A board game based on Pahrump was released this spring.
Pahrump-Opoly, a board game based on the original Monopoly, arrived at Walmart’s Pahrump store in early May. The board includes a list of interesting sites around town, annual events and other stops in Pahrump.
“It just came out, and there’s been some great interest,” said Bill Schulte, one of the owners of Late for the Sky Production Co., which produces the game.
The game, being sold exclusively at Walmart at 300 S. Highway 160, was not in stock as of Monday morning. A clerk in the store didn’t have a timeline of when the game would be back on shelves.
The game is only available in-store and not online.
The games are designed and manufactured in Cincinnati by Late for the Sky Productions Co. The company has been in operation for about 35 years and got its start making Monopoly-style games about U.S. colleges.
According to the company’s website, Late for the Sky’s first game in 1984 was Miami-Opoly, based on Miami University in Oxford, Ohio. Following that, the list of major U.S. colleges that had their own game grew to 80.
“Our current theme is we go to smallish towns, communities around the country, at the behest of Walmart who has an interest,” Schulte said. “We do store-by-store, community by community.”
Late for the Sky has had games in towns and cities in Utah, Arizona, New Mexico, Colorado, California and in the eastern part of the U.S. and in the South, according to Schulte.
In Nevada, the list includes Mesquite, Las Vegas, Pahrump and Reno.
“Where the interest lies is the next place we’ll be,” Schulte said. “We make them for Walmart communities or communities that have Walmart stores in them all over the country.”
Schulte said the games usually sell quicker in smaller towns.
The Pahrump game has several known stops and events, such as the Grape Stomp, Terrible’s Roadhouse Casino, Ian Deutch Memorial Park and others.
The game doesn’t include any brothels or places such as Front Sight Firearms Training Institute. “Spring Mountain Resort” was a name listed on the game board.
Schulte explained that the content in the game is derived through research and speaking with people in a community.
“We’ll look at the chamber of commerce website or if there’s a visitor’s website, just something that gives us some ideas what you would expect to find on the game,” Schulte said.

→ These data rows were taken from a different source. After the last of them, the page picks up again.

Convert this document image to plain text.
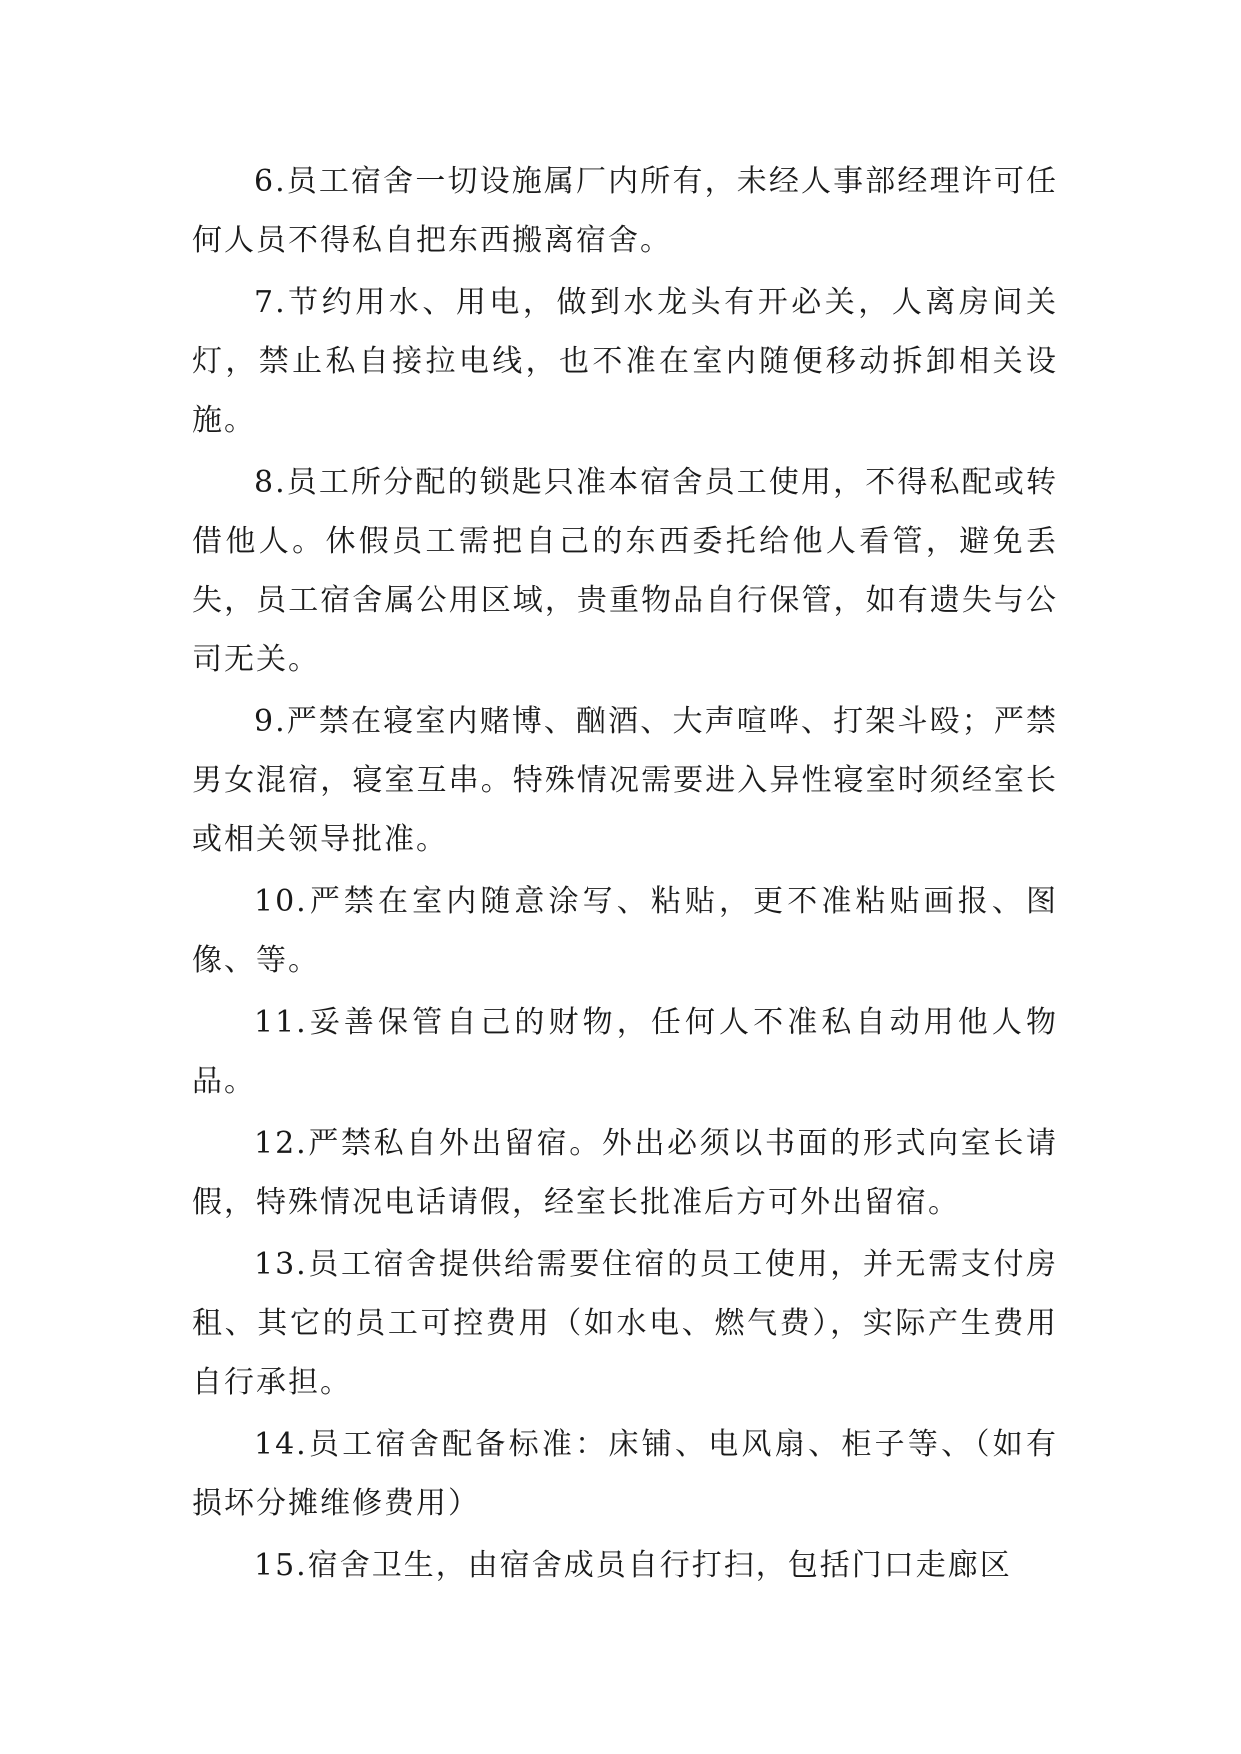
6.员工宿舍一切设施属厂内所有，未经人事部经理许可任何人员不得私自把东西搬离宿舍。

7.节约用水、用电，做到水龙头有开必关，人离房间关灯，禁止私自接拉电线，也不准在室内随便移动拆卸相关设施。

8.员工所分配的锁匙只准本宿舍员工使用，不得私配或转借他人。休假员工需把自己的东西委托给他人看管，避免丢失，员工宿舍属公用区域，贵重物品自行保管，如有遗失与公司无关。

9.严禁在寝室内赌博、酗酒、大声喧哗、打架斗殴；严禁男女混宿，寝室互串。特殊情况需要进入异性寝室时须经室长或相关领导批准。

10.严禁在室内随意涂写、粘贴，更不准粘贴画报、图像、等。

11.妥善保管自己的财物，任何人不准私自动用他人物品。

12.严禁私自外出留宿。外出必须以书面的形式向室长请假，特殊情况电话请假，经室长批准后方可外出留宿。

13.员工宿舍提供给需要住宿的员工使用，并无需支付房租、其它的员工可控费用（如水电、燃气费），实际产生费用自行承担。

14.员工宿舍配备标准：床铺、电风扇、柜子等、（如有损坏分摊维修费用）

15.宿舍卫生，由宿舍成员自行打扫，包括门口走廊区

Schulte said Late for the Sky approached then-producer of Monopoly, Parker Brothers, for permission to create a game similar to Monopoly.
“We sent a copy to then Parker Brothers, and Parker Brothers then said if you don’t use Boardwalk and Park Place, chance and community chest, on and on and on, then go ahead, it’s okay with us,” Schulte said.
That agreement was later honored by Hasbro Inc., which acquired Parker Brothers as part of an acquisition deal for Tonka Corp. in the early 1990s.